Would a larger central return be able to supply a ring of 6 or 8 source wells? The possibility of a belling tool bit to increase the size of the cavity and open more fracture lines would also be a possibility for both.

And in spite of several posts here, pressure does not increase the temp of relatively incompressible liquids. Release of the pressure, as in hydraulic systems, converts the potential of pressure to kinetic in the form of acceleration through the relief, which is then randomized into thermal energy as heat.

My guess would be that you wouldn't be able to efficiently and productively use more than 50° of drop for steam generation, but the surplus available heat could be used for drying, distilling, or processing. The second or third use of this resource would really add to the potentials, if you could add an ethanol plant, resulting in free distillation energy, plus drying of the distillers grain into supplemental animal feed or fuel pellets. Some pressurized water could be released for mechanical work (like pelletizing the dried grains).

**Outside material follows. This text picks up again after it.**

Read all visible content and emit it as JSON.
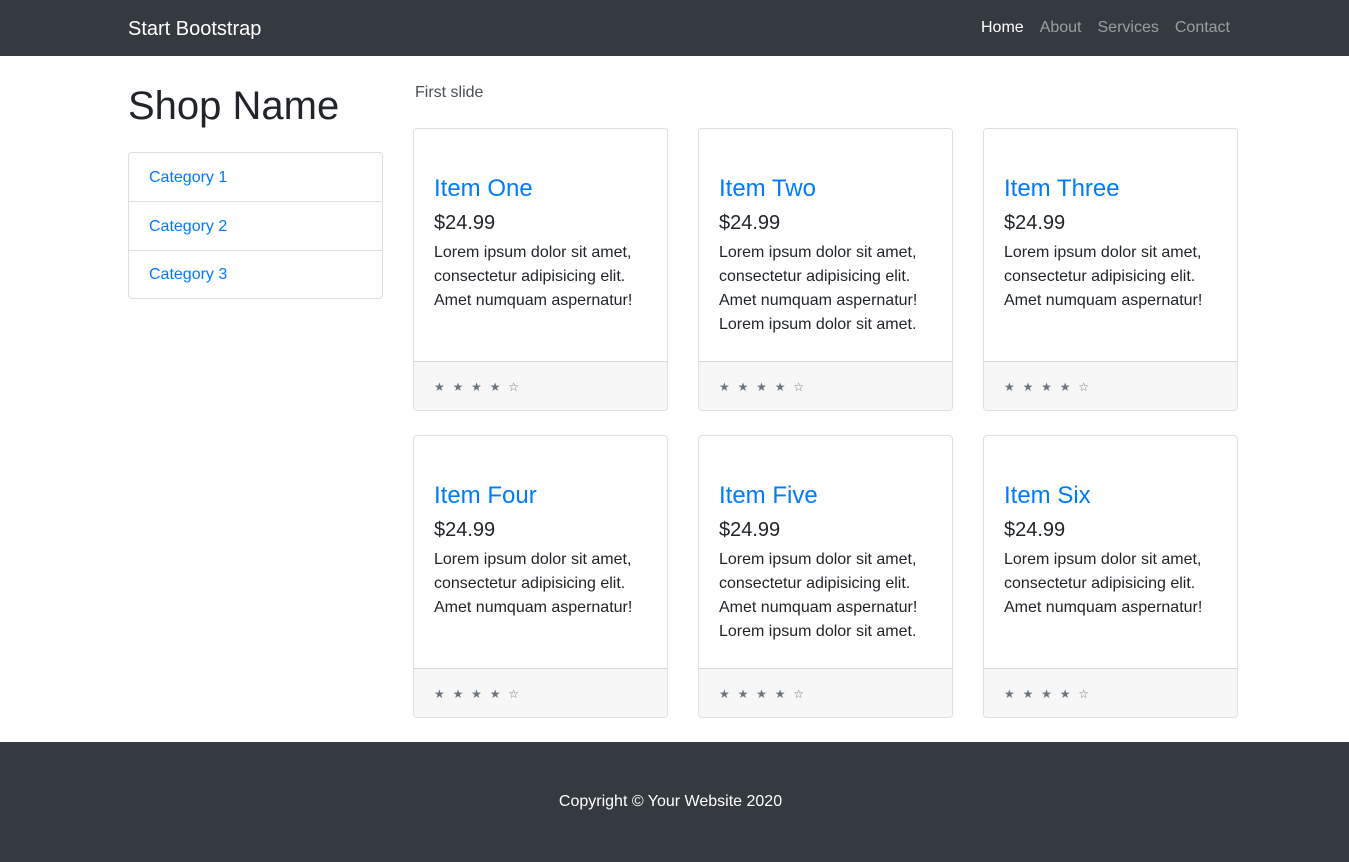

As a quick guess, you are probably running the well with a casing, allowing the drill steel to be retracted and reused. 4,000 m of pipe is a lot to pull. Also, do you extend the returns to a depth several hundred feet below the risers? That might add a net longer loop downhole allowing greater flows before developing "short circuits".

The next really big potential would be a deeper well to the 375 or above temps to extract and use the supercritical water which would flow much easier downhole, and also transfer the energy far faster and more efficiently than vanilla water. The latest power plants use supercritical water for this reason. Once past the critical point, viscosity drops by a factor of 10. And thermal transfer rates nearly double. Plus, the supercritical water would have a lot of other uses. You would need to maintain about 220 Mpa to bring up the supercritical water in the same state, but it soundes like you have more than that available. If you got to that level, a ring of returns would be the way to return to a single supply. The flow near the supply would be of the SCW, whereas the sub SCW return would reachieve supercriticallity on it's way back to the supply.

Also, the distillation potential for drinking water is enormous. Again, mostly from second-use water, from it's own feedstock, or local brackish or mineralized water.

Lease the second-use processes requiring that the leasee pay the drilling costs, and a Caloric charge for the use. a 125° dry steam might also be able to be sold for remote ( 10 or 20 km) use, as our New York City does.

Waste not, want not. Par boil shrimp, sterilize canned goods, even dry lumber. So many options.